2. Ont, par ailleurs, le droit d'être progressivement titularisés dans le corps du personnel scolaire du Val d'Aoste, suivant les modalités visées au quatrième alinéa de l'art. 11 et à l'art. 17 dudit décret-loi n° 140 du 3 mai 1988, modifié et transformé en la loi n° 246 du 4 juillet 1988:

a) les enseignants qui ont accompli, en tout cas, une années de service au cours des années scolaires 1978-1979 ou 1979-1980 ou 1980-1981 ou 1981-1982 en qualité de suppléants dans les écoles dépendant de la Région et ont accompli une autre année de service comme enseignants non titulaires dans lesdites écoles ou dans les écoles correspondantes de l'Etat ou dans les établissements scolaires ou organismes culturels italiens à l’étranger dans le septennat antérieur à la date du 10 septembre 1982, et qui ont obtenu le certificat d'aptitude à l’enseignement, si celui-ci est requis, ou bien qui l'obtiennent lors des sessions réservées à cet effet, aux termes de l'art. 3 du décret-loi n° 140 du 3 mai 1988, modifié et transformé en la loi n° 246 du 4 juillet 1988;

b) les enseignants qui ont obtenu, dans ledit septennat, lors des concours de titularisation dans les écoles susmentionnées, une moyenne non inférieure au nombre des points correspondant à sept sur dix et qui ont accompli, dans ledit septennat, un service, même discontinu, de 180 jours au moins, en qualité de suppléants dans les écoles dépendant de la Région;

c) les surveillants qui ont travaillé en qualité de non titulaires au Collège régional "F. Chabod" et qui remplissent des conditions analogues à celles visées aux lettres a) et b).

3. Dans le cas où les candidats auraient échoué à l’épreuve de connaissance de la langue française lors d'un concours ordinaire du degré correspondant ou, seulement pour ce qui concerne le personnel éducateur, lors d’un concours pour des postes d'enseignement des écoles de n'importe quel ordre, l'insertion dans les listes d'aptitude régionales est subordonnée à la réussite de l’épreuve de pleine connaissance de la langue française, prévue par le quatrième alinéa de l'art. 11 de la loi régionale n° 57 du 15 juin 1983.

PRESIDENT: Si personne ne demande la parole, l'article qui vient d'être lu est mis aux voix.

RESULTAT DU VOTE

Présents, votants et favorables: 30

Le Conseil approuve à l'unanimité

PRESIDENT: Je donne lecture de l'article n° 2.

ART. 2

1. L'application de la présente loi ne comporte pas, pour l'année 1988, de charges supérieures à celles inscrites au budget de la Région pour l'exercice correspondant.

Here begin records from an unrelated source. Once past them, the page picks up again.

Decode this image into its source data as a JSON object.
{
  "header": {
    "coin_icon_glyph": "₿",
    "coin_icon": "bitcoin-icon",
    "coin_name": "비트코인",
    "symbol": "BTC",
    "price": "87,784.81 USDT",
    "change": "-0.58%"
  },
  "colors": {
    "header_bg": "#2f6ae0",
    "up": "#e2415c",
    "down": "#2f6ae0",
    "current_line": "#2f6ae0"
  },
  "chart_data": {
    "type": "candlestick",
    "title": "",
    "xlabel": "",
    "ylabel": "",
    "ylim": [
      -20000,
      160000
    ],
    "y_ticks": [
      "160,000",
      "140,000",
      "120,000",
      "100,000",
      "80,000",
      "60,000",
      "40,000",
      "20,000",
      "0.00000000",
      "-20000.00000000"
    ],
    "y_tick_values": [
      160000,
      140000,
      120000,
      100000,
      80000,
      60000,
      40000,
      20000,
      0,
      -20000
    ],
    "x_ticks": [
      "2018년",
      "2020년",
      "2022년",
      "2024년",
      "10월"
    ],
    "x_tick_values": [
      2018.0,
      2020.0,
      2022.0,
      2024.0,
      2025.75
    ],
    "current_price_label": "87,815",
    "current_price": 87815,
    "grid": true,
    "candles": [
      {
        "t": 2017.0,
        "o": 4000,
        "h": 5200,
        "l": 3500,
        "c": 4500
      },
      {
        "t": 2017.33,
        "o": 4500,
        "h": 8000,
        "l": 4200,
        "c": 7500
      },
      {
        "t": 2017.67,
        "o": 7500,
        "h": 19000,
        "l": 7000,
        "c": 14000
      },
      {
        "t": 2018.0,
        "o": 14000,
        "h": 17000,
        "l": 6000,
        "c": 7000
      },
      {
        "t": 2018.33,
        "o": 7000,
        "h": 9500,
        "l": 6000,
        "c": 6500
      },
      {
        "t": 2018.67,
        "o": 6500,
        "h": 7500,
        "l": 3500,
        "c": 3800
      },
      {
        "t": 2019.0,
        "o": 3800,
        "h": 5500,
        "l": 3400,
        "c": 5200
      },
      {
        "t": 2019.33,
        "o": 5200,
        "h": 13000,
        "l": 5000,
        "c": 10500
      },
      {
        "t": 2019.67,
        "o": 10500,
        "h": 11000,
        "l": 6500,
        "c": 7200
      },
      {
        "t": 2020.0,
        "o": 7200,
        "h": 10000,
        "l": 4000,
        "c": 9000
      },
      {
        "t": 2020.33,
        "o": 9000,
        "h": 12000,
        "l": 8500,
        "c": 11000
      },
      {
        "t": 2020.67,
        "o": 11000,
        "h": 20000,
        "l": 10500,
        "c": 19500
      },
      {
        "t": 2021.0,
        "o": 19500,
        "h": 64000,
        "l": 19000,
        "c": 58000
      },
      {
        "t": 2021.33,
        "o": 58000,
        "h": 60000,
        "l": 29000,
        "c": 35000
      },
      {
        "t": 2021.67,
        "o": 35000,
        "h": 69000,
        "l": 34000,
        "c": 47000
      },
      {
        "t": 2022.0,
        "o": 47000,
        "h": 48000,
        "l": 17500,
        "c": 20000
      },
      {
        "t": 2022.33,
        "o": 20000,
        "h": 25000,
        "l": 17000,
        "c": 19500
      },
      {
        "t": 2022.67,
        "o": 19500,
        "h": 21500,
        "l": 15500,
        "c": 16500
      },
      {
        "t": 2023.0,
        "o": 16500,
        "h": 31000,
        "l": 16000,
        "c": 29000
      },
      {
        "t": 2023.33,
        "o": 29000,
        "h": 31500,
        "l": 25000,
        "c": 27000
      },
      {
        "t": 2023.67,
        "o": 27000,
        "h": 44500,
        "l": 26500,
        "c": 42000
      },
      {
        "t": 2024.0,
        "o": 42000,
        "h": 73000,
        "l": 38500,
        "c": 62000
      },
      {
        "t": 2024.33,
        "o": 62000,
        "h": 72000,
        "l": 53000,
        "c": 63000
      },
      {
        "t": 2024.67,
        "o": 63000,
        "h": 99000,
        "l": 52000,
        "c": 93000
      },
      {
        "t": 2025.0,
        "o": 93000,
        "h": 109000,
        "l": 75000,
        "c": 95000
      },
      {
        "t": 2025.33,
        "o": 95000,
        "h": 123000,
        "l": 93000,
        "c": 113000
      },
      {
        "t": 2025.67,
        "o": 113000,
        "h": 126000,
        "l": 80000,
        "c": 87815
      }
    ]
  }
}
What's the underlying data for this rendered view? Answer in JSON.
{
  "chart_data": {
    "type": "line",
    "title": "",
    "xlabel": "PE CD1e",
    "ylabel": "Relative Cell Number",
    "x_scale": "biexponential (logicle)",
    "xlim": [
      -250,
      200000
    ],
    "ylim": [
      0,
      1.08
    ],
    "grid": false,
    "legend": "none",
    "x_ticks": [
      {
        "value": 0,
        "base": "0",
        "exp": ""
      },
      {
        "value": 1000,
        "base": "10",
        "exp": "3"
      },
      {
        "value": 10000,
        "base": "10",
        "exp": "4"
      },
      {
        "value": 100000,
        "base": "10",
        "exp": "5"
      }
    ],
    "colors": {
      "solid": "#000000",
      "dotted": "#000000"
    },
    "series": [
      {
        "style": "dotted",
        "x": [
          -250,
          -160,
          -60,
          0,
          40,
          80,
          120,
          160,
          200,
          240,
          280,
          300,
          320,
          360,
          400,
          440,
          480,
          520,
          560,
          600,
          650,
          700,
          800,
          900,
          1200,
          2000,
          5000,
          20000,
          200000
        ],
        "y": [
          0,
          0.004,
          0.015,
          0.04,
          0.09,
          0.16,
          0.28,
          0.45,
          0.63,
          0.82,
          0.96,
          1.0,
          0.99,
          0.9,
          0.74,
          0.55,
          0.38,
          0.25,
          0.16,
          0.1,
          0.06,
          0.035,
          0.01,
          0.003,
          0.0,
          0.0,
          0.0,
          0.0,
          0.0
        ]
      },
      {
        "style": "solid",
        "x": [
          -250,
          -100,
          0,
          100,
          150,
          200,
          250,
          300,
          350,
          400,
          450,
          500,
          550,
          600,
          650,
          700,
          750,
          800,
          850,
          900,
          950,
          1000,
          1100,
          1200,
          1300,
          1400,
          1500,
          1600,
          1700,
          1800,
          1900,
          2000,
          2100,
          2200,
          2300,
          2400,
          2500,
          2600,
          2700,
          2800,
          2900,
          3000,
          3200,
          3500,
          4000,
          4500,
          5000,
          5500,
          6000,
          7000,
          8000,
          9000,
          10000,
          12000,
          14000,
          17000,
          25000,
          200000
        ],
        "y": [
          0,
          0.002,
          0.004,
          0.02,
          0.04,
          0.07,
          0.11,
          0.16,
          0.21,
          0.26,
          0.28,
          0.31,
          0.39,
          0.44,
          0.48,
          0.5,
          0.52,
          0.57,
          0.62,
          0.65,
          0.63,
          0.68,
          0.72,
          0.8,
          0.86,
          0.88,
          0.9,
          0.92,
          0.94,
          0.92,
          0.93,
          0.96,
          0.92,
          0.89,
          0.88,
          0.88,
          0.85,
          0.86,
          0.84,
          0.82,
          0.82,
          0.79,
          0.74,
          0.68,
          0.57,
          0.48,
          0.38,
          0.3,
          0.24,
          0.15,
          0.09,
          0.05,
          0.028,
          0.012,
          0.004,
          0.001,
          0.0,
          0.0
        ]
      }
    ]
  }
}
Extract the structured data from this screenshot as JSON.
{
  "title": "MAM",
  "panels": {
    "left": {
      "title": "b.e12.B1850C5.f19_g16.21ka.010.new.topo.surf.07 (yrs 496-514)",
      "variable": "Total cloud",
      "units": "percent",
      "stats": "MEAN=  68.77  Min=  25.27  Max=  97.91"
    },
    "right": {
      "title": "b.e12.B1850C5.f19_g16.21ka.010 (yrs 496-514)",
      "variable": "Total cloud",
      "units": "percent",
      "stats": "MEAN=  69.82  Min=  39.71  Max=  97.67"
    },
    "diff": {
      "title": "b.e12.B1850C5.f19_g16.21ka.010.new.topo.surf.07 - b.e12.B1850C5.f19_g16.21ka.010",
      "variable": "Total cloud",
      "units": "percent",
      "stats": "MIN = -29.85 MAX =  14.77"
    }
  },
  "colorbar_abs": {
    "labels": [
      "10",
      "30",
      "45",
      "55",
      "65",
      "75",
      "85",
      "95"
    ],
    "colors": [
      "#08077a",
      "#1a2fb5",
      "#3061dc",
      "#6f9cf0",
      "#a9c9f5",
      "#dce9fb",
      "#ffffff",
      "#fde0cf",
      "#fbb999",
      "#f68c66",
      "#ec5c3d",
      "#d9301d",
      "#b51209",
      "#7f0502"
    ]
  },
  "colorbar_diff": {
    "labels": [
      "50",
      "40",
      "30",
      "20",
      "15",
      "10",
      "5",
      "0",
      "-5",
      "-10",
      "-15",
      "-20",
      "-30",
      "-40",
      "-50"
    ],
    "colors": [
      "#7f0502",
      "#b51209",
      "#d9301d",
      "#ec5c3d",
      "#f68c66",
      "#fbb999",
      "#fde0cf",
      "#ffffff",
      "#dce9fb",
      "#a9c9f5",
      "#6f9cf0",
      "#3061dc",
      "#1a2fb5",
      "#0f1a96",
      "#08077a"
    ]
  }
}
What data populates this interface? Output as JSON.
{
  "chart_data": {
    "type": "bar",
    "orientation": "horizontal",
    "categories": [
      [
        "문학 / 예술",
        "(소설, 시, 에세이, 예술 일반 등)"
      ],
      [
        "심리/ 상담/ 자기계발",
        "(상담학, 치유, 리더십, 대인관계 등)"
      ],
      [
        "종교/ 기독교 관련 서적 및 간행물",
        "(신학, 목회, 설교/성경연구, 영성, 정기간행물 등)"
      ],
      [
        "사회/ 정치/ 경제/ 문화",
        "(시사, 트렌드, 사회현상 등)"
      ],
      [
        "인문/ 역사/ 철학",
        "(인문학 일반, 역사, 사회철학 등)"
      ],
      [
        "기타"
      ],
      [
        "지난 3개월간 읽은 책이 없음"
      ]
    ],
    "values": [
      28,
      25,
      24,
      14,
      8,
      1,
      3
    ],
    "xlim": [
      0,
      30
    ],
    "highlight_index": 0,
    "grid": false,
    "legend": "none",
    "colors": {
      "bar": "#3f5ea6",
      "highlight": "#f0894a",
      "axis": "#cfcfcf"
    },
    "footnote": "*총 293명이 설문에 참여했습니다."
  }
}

Il sera pourvu annuellement aux éventuelles dépenses accrues pour les exercices financiers suivants par la loi d'approbation des budgets y afférents.

PRESIDENT: Si personne ne demande la parole, l'article qui vient d'être lu est mis aux voix.

RESULTAT DU VOTE

Présents, votants et favorables: 30

Le Conseil approuve à l'unanimité

PRESIDENT: Je donne lecture de l'article n° 3.

ART. 3

2. La présente loi est déclarée urgente aux termes du troisième alinéa de l'art. 31 du Statut spécial et entrera en vigueur le jour suivant celui de sa publication au Bulletin Officiel de la Région.

PRESIDENT: Si personne ne demande la parole, l'article qui vient d'être lu est mis aux voix.

RESULTAT DU VOTE

Présents, votants et favorables: 30

Le Conseil approuve à l'unanimité

PRESIDENT: Je soumets à votre attention pour le vote final le projet de loi dans son ensemble.